Today, we rarely hear about Dr. King’s willingness to pursue a heightened level of confrontation and to reject the language of American exceptionalism while calling for meaningful resistance.  In the last year of his life, he was clearly in the midst of a personal evolution, and it is painful to imagine how different America might be if the revolutionary Martin Luther King Jr. had lived.

“It may be said of the slavery era that the white man took the world and gave the Negro Jesus, then it may be said of the Reconstruction era that the southern aristocracy took the world and gave the poor white man Jim Crow,” he said at the end of the Selma to Montgomery march on March 25, 1965.  Two years later, on April 4, 1967, he said: “Our only hope today lies in our ability to recapture the revolutionary spirit and go out into a sometimes hostile world declaring eternal hostility to poverty, racism, and militarism.”

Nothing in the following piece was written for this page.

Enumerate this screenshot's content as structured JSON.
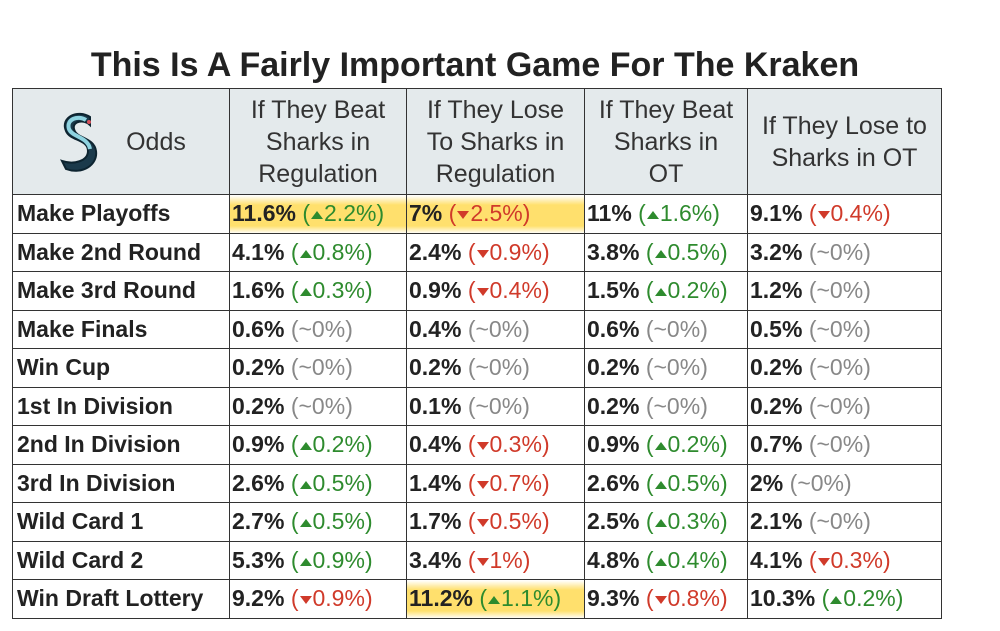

Liberation Comes From Power

It is an irony of the Christianization of slavery that while white society was pushing paintings of a European, rather than a Semitic, Jesus, the African American ministers of the day like Dr. King saw Jesus for what he was – a dark-skinned revolutionary – and a century later, they saw Dr. King for what he was – an insurgent, resistance fighter.

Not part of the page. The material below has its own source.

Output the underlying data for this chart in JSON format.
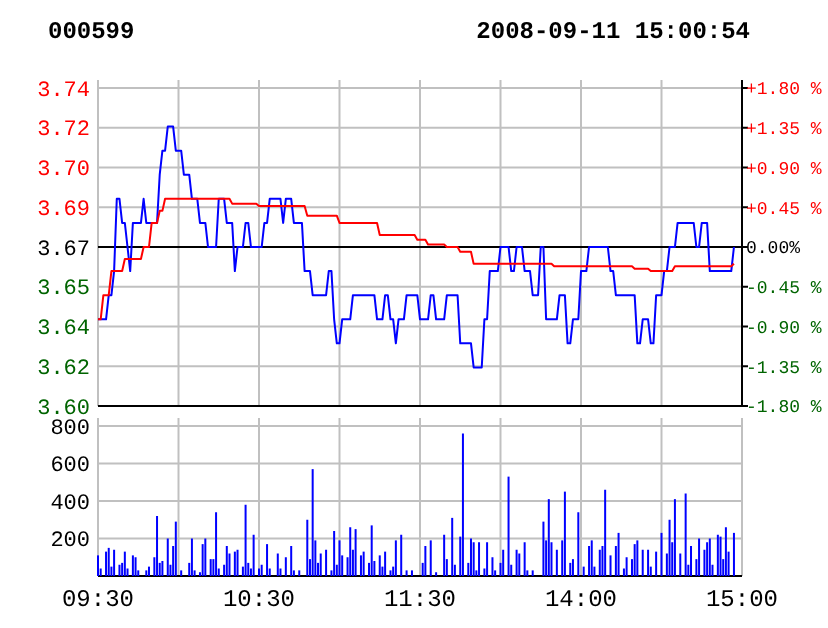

Today is also a day to reflect on other thinkers whose philosophy and example inspired Dr. King.

Our own Ida B. Wells, always a few steps ahead of a noose: “That (the Memphis lynchings) is what opened my eyes to what lynching really was – an excuse to get rid of Negroes who were acquiring wealth and property and thus keep the race terrorized.”

Union and civil rights leader A. Philip Randolph, who defied white threats, said: “True liberation can be acquired and maintained only when the Negro people possess power.  And power is the product and flower of organization…of the masses” and “At the banquet table of nature, there are no reserved seats.  You get what you can take, and you keep what you can hold.  If you can’t take anything, you won’t get anything, and if you can’t hold anything, you won’t keep anything.  And you can’t take anything without organization.”

And Dr. King would recognize his sentiment in an appropriate quote for whites on this special day.  Georgetown Professor Michael Eric Dyson: “What better way to use white privilege than to undermine it, raise questions about it, leverage it on behalf of black and brown people, who don’t usually have a voice in the matter at all.”

Morality Demands Action

If Dr. King’s legacy teaches us anything, it is that morality requires action, action drives change, and much, much more change is needed today.

Just think: when Dr. King was killed in Memphis, the median income of white households here earned twice as much as African American families.  They still do today.

And that’s despite African Americans increasing their high school graduation rate from 15% to 86% and the percentage of bachelor’s degrees from 4% to 20%, and with the percentage of African Americans with white collar jobs was rising from about 8% to 53%.

For those for whom the meaning of structural racism and institutional racism is dismissed, they should only look at the facts and how the talk about racial progress drastically lags reality. .

Since Dr. King’s death, the poverty rate for African Americans in Memphis decreased but remains three times more than the white poverty rate.  The black child poverty rate is more than four times the white child poverty rate, and a poor child born in the bottom one-fifth of Memphis’ incomes has a 3% – the worst odds in the continental U.S. – of making it into the top on-fifth

The percentage of African American men not in the labor force has not improved.  The percentage of African Americans in jail or prison has doubled.  There is the need for 33,000 affordable housing units.

White Memphians often respond incredulously when confronted by the fact that their African American neighbors are frustrated and angry about the inequality and inequity that characterize the local economy and the city itself.

The statistics tell a story of too little progress for too long, and today, Dr. King’s life reminds us that accepting the status quo is nothing short of unthinkable.